The first paragraph on its own fits quite well, given the average amount of article-reading that happens here.


I think the title should definitely be changed to not be misleading ;)


What do you mean this isn't a new variant of waveform collapse for procedural random generation?


Big ups for using the same colors as Developer Tools to denote margin, padding, etc


I've been in finance too long, my first thought was this is about margin calls on short positions.


Same.


I wish there would be a "lower level" language all CSS and HTML could be translated to, so both levels could have a "reasonable" formal specification...


FWIW, while there are unfortunately only very few attempts at formalizing CSS, there's at least an unofficial, unreviewed (?), partial formal semantics for (CSS 2-era) float layout based on z3 SMT and Racket you can take a look at to get a flavor, though it isn't receiving further development.

[1]: https://github.com/uwplse/cassius

[2]: https://pavpanchekha.com/blog/css-floats.html


That would be amazing.

It would finally allow for competition in languages/paradigms.

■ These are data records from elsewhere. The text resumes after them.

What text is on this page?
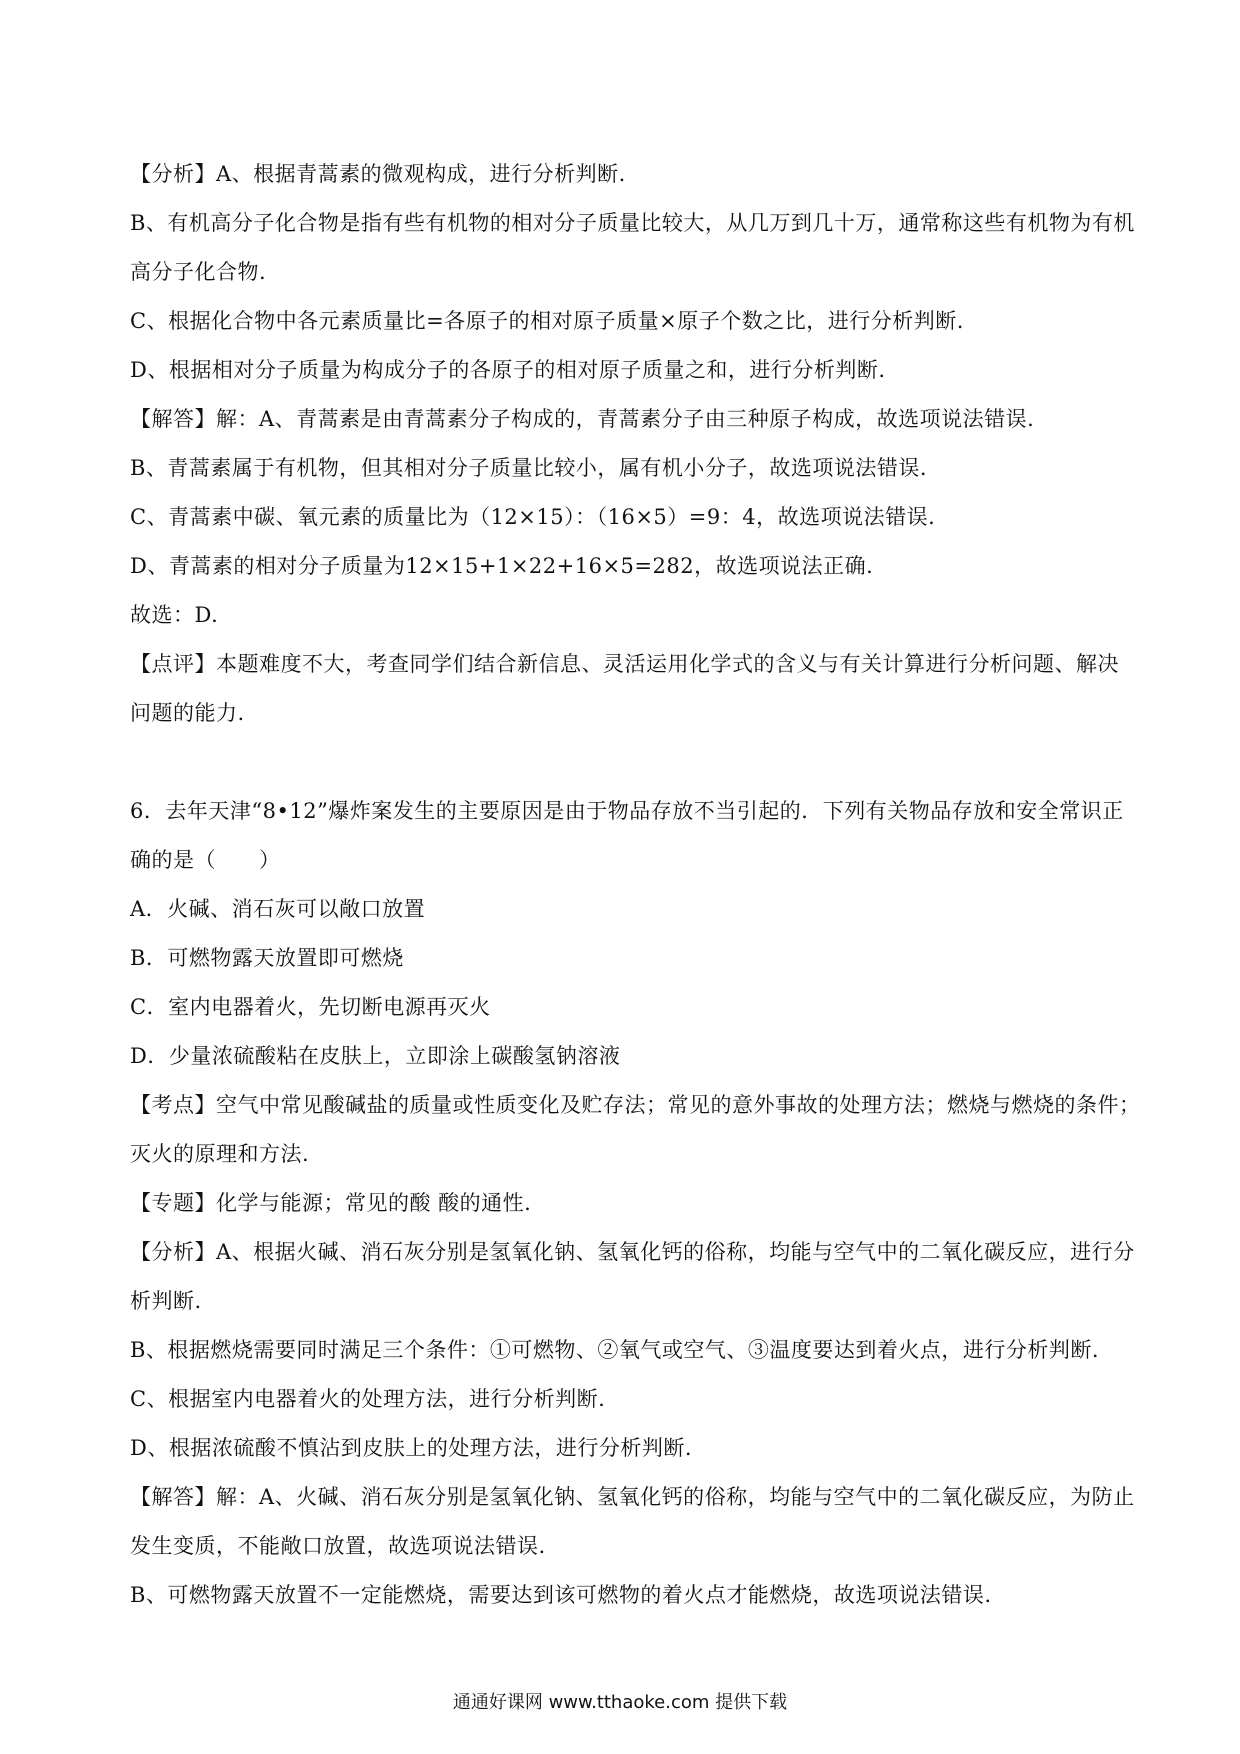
【分析】A、根据青蒿素的微观构成，进行分析判断.
B、有机高分子化合物是指有些有机物的相对分子质量比较大，从几万到几十万，通常称这些有机物为有机
高分子化合物.
C、根据化合物中各元素质量比=各原子的相对原子质量×原子个数之比，进行分析判断.
D、根据相对分子质量为构成分子的各原子的相对原子质量之和，进行分析判断.
【解答】解：A、青蒿素是由青蒿素分子构成的，青蒿素分子由三种原子构成，故选项说法错误.
B、青蒿素属于有机物，但其相对分子质量比较小，属有机小分子，故选项说法错误.
C、青蒿素中碳、氧元素的质量比为（12×15）：（16×5）=9：4，故选项说法错误.
D、青蒿素的相对分子质量为12×15+1×22+16×5=282，故选项说法正确.
故选：D.
【点评】本题难度不大，考查同学们结合新信息、灵活运用化学式的含义与有关计算进行分析问题、解决
问题的能力.
6．去年天津“8•12”爆炸案发生的主要原因是由于物品存放不当引起的．下列有关物品存放和安全常识正
确的是（　　）
A．火碱、消石灰可以敞口放置
B．可燃物露天放置即可燃烧
C．室内电器着火，先切断电源再灭火
D．少量浓硫酸粘在皮肤上，立即涂上碳酸氢钠溶液
【考点】空气中常见酸碱盐的质量或性质变化及贮存法；常见的意外事故的处理方法；燃烧与燃烧的条件；
灭火的原理和方法.
【专题】化学与能源；常见的酸 酸的通性.
【分析】A、根据火碱、消石灰分别是氢氧化钠、氢氧化钙的俗称，均能与空气中的二氧化碳反应，进行分
析判断.
B、根据燃烧需要同时满足三个条件：①可燃物、②氧气或空气、③温度要达到着火点，进行分析判断.
C、根据室内电器着火的处理方法，进行分析判断.
D、根据浓硫酸不慎沾到皮肤上的处理方法，进行分析判断.
【解答】解：A、火碱、消石灰分别是氢氧化钠、氢氧化钙的俗称，均能与空气中的二氧化碳反应，为防止
发生变质，不能敞口放置，故选项说法错误.
B、可燃物露天放置不一定能燃烧，需要达到该可燃物的着火点才能燃烧，故选项说法错误.
通通好课网 www.tthaoke.com 提供下载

And we could write modern languages from scratch.


Someone was watching "The Horror Of Margins In CSS" on YT...


CSS is a testament to over-engineering.


You should try actually implementing packing, layout and size allocation algorithms sometime, if you have not.

We have our own Canvas (aka scene graph) object inside Ardour and attempting to implement all of the above there showed how delightful most of CSS is, and how necessary.